Она поняла, какой дар получила — способность видеть чужие сны. Ничего полезного, вроде предсказания погоды или распознавания лжи. Ничего стоящего, как, например, способность выносить боль, или талант видеть в темноте, или возможность бегать быстрее лани. Какой толк от сновидения, тем более чужого? Дождь и снег, младенцы и лгуны — все пересеклось в непреклонной вселенной пробуждающегося мира. Зато когда приходишь в сознание с чужим сновидением в голове, то словно заходишь в облако. Один шаг — и можно провалиться в пропасть. Дженни понимала, что не успеет себя остановить, как ей захочется того, что никак ей не принадлежит; сновидения без всякого смысла превратятся в указательные столбы ее каждодневных желаний.
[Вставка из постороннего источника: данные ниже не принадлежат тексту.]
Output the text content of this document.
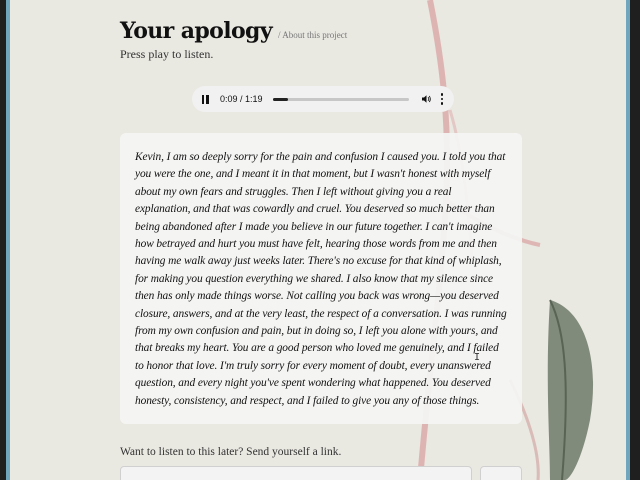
Your apology / About this project
Press play to listen.
0:09 / 1:19

Kevin, I am so deeply sorry for the pain and confusion I caused you. I told you that you were the one, and I meant it in that moment, but I wasn't honest with myself about my own fears and struggles. Then I left without giving you a real explanation, and that was cowardly and cruel. You deserved so much better than being abandoned after I made you believe in our future together. I can't imagine how betrayed and hurt you must have felt, hearing those words from me and then having me walk away just weeks later. There's no excuse for that kind of whiplash, for making you question everything we shared. I also know that my silence since then has only made things worse. Not calling you back was wrong—you deserved closure, answers, and at the very least, the respect of a conversation. I was running from my own confusion and pain, but in doing so, I left you alone with yours, and that breaks my heart. You are a good person who loved me genuinely, and I failed to honor that love. I'm truly sorry for every moment of doubt, every unanswered question, and every night you've spent wondering what happened. You deserved honesty, consistency, and respect, and I failed to give you any of those things.

I
Want to listen to this later? Send yourself a link.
В то утро, ровно в середине самого непостоянного месяца года, Дженни, к своему удивлению, услышала голоса, доносившиеся с подъездной дороги. Местные жители избегали этой немощеной дороги, прозванной местными ребятишками аллеей Дохлой Лошади. Хоть они и устраивали пикники на лужайке по случаю весеннего перелета птиц, но во все прочие дни старательно обходили домик-пряник лесом, избегая лавровой изгороди и кусающихся черепах, возвращаясь на Локхарт-авеню кружным путем, в два раза длиннее прямого. Прибитые к деревьям таблички «Частная собственность» служили надежной охраной: все ближайшие соседи — Стюарты, Эллиоты и Фостеры — осмотрительно не пересекали границ чужого владения, иначе Элинор тут же звонила в полицию и в городском суде регистрировалась жалоба о нарушении покоя.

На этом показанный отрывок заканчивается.